This week has several action dates by the U.S. Food and Drug Administration (FDA) for a range of indications, including acne, intra-abdominal infections, and rare liver diseases. Here’s a look.
Bausch Health Companies’ (formerly Valeant Pharmaceuticals) Ortho Dermatologicsdivision has a PDUFA action date of Monday, August 27, 2018, for its New Drug Application (NDA) for Altreno. Altreno, if approved, will be the first tretinoin product in lotion form instead of a gel or crème. Altreno is a treatment for acne.
“More than 4 million patients make appointments with dermatologists each year or acne,” saidJoseph Papa, Valeant chairman and chief executive officer, in a statement in January. “It is our goal to be the go-to resource for doctors and patients for all dermatological conditions, and if approved, Altreno will be a valuable addition to the Ortho Dermatologics portfolio.”
TetraPhase Pharmaceuticals has a PDUFA date for its NDA for eravacycline for complicated intra-abdominal infections (cIAI). The NDA submission included data from IGNITE1 and IGNITE4 Phase III clinical trials, which compared twice-daily IV eravacycline to ertapenem in IGNITE1 and meropenem in IGNITRE4. Eravacycline is a novel, fully-synthetic fluorocycline antibiotic developed to treat cIAI and other serious infections, including infections caused by multidrug-resistant (MDR) pathogens.
“The FDA’s acceptance for review of our NDA submission for IV eravacycline in cIAI marks an important step in our goal to bring this important new treatment option to patients in need,” saidGuy Macdonald, Tetraphase’s president and chief executive officer, in a statement in February. “We believe that eravacycline has the potential to play a key role in the treatment of serious intra-abdominal infections, particularly Gram-negative infections, and we look forward to providing an update on a regulatory decision in August as we continue to prepare for a commercial launch.”
On July 27, the European Medicines Agency (EMA)’s Committee for Medicinal Products for Human Use (CHMP) reported a positive opinion recommending Xerava (eravacycline) for approval for cIAI. A decision should be made by the end of November by the EMA.

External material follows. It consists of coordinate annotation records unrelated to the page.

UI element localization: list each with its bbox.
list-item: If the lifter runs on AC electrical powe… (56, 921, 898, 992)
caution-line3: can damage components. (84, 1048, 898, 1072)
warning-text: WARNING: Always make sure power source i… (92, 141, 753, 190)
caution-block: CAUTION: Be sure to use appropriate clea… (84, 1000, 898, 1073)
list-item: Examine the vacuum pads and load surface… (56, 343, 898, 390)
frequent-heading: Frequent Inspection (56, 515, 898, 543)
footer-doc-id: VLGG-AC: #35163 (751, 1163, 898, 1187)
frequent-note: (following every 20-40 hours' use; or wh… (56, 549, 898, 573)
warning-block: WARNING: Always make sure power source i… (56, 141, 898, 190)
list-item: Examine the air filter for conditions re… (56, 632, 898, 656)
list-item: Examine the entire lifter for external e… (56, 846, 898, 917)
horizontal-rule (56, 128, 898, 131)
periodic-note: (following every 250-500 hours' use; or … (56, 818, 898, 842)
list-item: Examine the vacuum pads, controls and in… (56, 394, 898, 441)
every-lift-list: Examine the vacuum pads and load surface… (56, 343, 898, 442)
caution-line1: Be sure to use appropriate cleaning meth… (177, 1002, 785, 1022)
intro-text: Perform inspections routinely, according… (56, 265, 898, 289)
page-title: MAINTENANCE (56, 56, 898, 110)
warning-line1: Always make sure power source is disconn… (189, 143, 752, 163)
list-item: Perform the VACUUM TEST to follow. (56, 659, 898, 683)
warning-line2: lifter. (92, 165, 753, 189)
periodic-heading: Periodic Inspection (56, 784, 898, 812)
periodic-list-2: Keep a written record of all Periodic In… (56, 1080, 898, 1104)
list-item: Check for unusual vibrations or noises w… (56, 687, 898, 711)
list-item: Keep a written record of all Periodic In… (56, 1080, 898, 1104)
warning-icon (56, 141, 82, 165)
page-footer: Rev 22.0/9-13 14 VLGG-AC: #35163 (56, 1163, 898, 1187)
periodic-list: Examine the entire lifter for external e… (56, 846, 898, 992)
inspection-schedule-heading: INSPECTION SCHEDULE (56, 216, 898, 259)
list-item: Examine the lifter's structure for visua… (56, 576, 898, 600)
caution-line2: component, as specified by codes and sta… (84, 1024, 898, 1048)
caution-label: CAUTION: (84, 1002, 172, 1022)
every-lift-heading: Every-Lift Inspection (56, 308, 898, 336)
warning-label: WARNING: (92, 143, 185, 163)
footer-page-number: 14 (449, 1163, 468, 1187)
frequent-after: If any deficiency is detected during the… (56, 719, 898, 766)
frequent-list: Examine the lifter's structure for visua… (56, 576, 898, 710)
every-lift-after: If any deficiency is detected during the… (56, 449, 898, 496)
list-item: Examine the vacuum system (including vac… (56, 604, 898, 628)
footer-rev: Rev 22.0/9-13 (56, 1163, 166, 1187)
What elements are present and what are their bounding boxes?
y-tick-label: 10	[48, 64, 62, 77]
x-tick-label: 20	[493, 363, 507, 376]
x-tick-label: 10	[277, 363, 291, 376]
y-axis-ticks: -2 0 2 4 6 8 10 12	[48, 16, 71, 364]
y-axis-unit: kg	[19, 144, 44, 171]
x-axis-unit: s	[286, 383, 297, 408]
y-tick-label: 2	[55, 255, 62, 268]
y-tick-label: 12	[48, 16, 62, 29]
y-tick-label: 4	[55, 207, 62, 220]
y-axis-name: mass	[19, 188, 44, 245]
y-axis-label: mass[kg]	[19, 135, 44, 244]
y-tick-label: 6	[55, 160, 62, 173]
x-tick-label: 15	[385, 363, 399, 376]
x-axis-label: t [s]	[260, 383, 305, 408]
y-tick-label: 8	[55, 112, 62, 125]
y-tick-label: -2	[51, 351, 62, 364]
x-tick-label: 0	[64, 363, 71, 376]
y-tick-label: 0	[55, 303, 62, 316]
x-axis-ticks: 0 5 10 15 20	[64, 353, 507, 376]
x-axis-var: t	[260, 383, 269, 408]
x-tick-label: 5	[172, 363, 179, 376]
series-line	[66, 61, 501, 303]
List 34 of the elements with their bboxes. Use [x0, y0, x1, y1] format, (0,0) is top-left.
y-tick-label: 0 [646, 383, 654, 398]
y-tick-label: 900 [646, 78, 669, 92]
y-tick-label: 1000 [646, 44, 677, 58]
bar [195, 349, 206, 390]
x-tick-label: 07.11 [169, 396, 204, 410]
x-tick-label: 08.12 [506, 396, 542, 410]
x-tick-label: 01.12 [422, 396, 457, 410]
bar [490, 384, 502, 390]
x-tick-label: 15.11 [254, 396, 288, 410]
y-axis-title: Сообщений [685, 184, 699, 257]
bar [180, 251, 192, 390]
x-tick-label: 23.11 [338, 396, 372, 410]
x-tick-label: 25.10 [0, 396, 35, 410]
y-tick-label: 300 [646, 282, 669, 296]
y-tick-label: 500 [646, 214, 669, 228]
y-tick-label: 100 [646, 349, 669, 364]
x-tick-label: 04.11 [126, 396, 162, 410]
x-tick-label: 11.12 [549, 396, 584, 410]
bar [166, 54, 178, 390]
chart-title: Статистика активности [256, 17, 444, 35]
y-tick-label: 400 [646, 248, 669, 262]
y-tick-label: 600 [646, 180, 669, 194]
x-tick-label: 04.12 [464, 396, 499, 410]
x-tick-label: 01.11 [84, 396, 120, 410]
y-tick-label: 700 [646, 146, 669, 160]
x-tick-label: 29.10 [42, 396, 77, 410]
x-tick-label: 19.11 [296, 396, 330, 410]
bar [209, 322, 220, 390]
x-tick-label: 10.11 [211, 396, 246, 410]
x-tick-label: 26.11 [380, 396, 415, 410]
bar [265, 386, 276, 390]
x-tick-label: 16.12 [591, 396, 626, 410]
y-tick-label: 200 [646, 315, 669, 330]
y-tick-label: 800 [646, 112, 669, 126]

Akcea Therapeutics, an affiliate of Ionis Pharmaceuticals, has a PDUFA target date of August 30, 2018, for Waylivra (volanesorsen) for patients with familial chylomicronemia syndrome (FCS). FCS is a severe, rare disease characterized by extremely high triglyceride levels and symptoms such as extreme abdominal pain. There is also a risk of recurrent, potentially fatal, acute pancreatitis.
The same time the NDA was accepted for review by the FDA, it was accepted by the EMA and Canada’s regulatory agency, Health Canada. Health Canada gave it Priority Review and the United Kingdom’s Medicines and Healthcare products Regulatory Agency (MHRA) granted it a Promising Innovative Medicine (PIM) Designation.
“We are committed to seeking global approvals for volanesorsen at the outset,” said Paula Soteropoulos, Akcea’s chief executive officer, in a November 2017 statement. “The acceptances of our regulatory filings in the U.S., EU and Canada are important steps forward in the global regulatory review process for volanesorsen, which brings us closer to potentially providing the first approved therapy for the treatment of people with FCS.”
The drug is designed to decrease the production of ApoC-III, a liver protein that’s involved in the regulation of plasma triglycerides. It is also under development for FPL, another severe, rare genetic metabolic disorder characterized by the body’s inability to store fat in normal locations. Individuals with FPL are at increased risk of acute pancreatitis as well as long-term, progressive diseases such as premature cardiomyopathy, atherosclerosis, and liver disease.
It was announced on August 2 that Akcea and PTC Therapeutics were collaborating to commercialize two of Akcea’s drugs in Latin America, Tegsedi (inotersen) and Waylivra. Tegsedi has a PDUFA date of October 6, 2018, for the treatment of stage 1 or stage 2 polyneuropathy in adult patients with hereditary transthyretin amyloidosis (hATTR amyloidosis).